EntertainmentTrending

New Zealanders have chosen design for possible new flag

New Zealanders have chosen design for possible new flag

New Zealanders have chosen a design for a possible new flag that features the country's iconic silver fern next to the stars that make up the Southern Cross constellation.

Preliminary results from a postal ballot were announced today with the results too close to call between two flags that featured the same design but with different colours.

The winner will be announced on Tuesday once all late votes and postal votes are counted.

But that will not mark the end of the process. Whichever flag wins on Tuesday will then be pitted head-to-head against the current flag in a second vote to be held in March.
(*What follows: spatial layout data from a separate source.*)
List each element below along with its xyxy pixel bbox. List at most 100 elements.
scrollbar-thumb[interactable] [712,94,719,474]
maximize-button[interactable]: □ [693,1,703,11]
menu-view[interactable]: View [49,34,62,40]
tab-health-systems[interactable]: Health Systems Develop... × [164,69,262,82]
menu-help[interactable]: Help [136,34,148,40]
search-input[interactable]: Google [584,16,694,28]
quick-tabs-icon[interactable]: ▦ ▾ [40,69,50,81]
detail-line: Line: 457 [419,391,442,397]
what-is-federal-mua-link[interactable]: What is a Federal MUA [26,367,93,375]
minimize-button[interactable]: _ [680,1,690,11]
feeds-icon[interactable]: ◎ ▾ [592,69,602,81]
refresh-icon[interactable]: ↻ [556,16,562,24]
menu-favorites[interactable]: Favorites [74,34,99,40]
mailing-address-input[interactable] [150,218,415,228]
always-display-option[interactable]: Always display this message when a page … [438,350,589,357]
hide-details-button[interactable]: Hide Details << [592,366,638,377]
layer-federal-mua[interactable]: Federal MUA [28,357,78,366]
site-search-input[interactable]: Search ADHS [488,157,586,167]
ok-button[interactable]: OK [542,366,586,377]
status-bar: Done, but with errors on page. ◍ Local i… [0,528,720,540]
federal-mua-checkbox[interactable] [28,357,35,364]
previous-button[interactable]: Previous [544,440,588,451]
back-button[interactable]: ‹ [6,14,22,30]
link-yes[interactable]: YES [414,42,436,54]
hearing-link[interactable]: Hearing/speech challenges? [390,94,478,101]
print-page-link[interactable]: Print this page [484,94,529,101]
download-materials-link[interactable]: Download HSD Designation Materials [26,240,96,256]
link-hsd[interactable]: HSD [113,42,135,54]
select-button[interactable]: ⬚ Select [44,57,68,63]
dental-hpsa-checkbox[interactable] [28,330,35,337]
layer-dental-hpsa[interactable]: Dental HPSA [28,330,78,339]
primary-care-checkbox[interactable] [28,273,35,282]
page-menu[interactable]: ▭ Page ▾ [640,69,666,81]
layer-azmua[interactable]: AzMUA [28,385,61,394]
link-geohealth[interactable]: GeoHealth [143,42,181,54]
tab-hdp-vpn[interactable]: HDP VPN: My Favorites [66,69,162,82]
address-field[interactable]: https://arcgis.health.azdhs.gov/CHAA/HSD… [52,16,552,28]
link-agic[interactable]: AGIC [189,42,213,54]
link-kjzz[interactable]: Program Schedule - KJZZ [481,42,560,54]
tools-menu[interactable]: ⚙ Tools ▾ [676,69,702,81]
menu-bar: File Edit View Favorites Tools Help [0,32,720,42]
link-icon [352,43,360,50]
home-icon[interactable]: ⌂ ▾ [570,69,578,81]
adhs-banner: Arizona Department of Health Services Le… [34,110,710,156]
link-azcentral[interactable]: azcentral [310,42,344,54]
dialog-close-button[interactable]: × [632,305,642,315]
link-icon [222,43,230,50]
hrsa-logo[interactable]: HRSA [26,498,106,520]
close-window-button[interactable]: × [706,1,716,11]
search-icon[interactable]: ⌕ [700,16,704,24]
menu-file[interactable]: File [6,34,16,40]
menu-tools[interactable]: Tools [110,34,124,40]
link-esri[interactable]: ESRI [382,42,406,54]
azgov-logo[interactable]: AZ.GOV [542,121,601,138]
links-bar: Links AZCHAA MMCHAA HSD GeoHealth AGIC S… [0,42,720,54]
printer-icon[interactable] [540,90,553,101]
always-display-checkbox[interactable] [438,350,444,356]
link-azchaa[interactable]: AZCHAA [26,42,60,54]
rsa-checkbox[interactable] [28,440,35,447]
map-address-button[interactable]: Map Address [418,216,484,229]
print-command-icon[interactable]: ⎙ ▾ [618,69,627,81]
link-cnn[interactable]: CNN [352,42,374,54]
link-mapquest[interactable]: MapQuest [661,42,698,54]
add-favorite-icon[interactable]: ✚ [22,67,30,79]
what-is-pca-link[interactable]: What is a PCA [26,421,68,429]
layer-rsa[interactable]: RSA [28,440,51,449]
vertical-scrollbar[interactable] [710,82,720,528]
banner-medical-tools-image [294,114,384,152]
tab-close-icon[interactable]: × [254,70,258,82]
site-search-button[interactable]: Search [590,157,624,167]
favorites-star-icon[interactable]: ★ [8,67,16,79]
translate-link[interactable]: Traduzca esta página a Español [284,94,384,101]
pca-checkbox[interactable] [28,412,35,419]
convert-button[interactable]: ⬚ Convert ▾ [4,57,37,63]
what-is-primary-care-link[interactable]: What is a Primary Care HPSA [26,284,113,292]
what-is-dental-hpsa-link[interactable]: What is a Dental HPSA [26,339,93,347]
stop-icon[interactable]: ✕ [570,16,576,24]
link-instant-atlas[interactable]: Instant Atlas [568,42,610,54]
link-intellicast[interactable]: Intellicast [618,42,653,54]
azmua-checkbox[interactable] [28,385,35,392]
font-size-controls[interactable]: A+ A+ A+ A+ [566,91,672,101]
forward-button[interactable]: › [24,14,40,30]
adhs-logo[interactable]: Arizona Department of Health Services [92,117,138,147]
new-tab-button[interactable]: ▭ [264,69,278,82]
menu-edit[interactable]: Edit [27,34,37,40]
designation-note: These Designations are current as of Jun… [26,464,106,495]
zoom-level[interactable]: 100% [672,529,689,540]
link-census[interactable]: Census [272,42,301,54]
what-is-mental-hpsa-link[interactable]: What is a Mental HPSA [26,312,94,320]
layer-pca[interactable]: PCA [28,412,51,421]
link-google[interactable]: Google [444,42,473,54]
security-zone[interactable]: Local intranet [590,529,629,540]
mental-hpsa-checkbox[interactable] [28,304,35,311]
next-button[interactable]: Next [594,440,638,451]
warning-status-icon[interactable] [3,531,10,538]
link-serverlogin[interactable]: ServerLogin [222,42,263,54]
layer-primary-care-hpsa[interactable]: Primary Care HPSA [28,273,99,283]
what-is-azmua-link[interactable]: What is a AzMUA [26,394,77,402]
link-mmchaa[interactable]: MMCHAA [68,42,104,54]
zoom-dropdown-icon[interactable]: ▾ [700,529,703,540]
New Zealanders were choosing between five options for an alternative flag. Two of the five options were designed by Kyle Lockwood with the colour in the top left corner black in one design and red in the other.

Preliminary results released today showed the black option winning 50.5% of the vote and the red option 49.5% in a run-off voting system.

Latest figures from the Electoral Commission indicated it had received 1.53 million votes in the postal ballot, representing 48% of eligible voters in the country of 4.6 million people. Some late votes and overseas ballots will not be counted until Tuesday when the official result is announced.

Many in New Zealand consider the current flag to be outdated and too similar to Australia's flag.

It depicts Britain's Union Jack in the top left corner, which harks back to a colonial past that many New Zealanders are eager to put behind them.

New Zealand sometimes comes under the shadow of Australia, its larger neighbour, and having flags that are almost identical only compounds that problem.

However, there are plenty of New Zealanders who want to keep their current flag. Many veterans fought under the flag and feel a special bond to it. Others simply do not see any need for a change, or view the process as an expensive stunt initiated by Prime Minister John Key to distract from more pressing issues.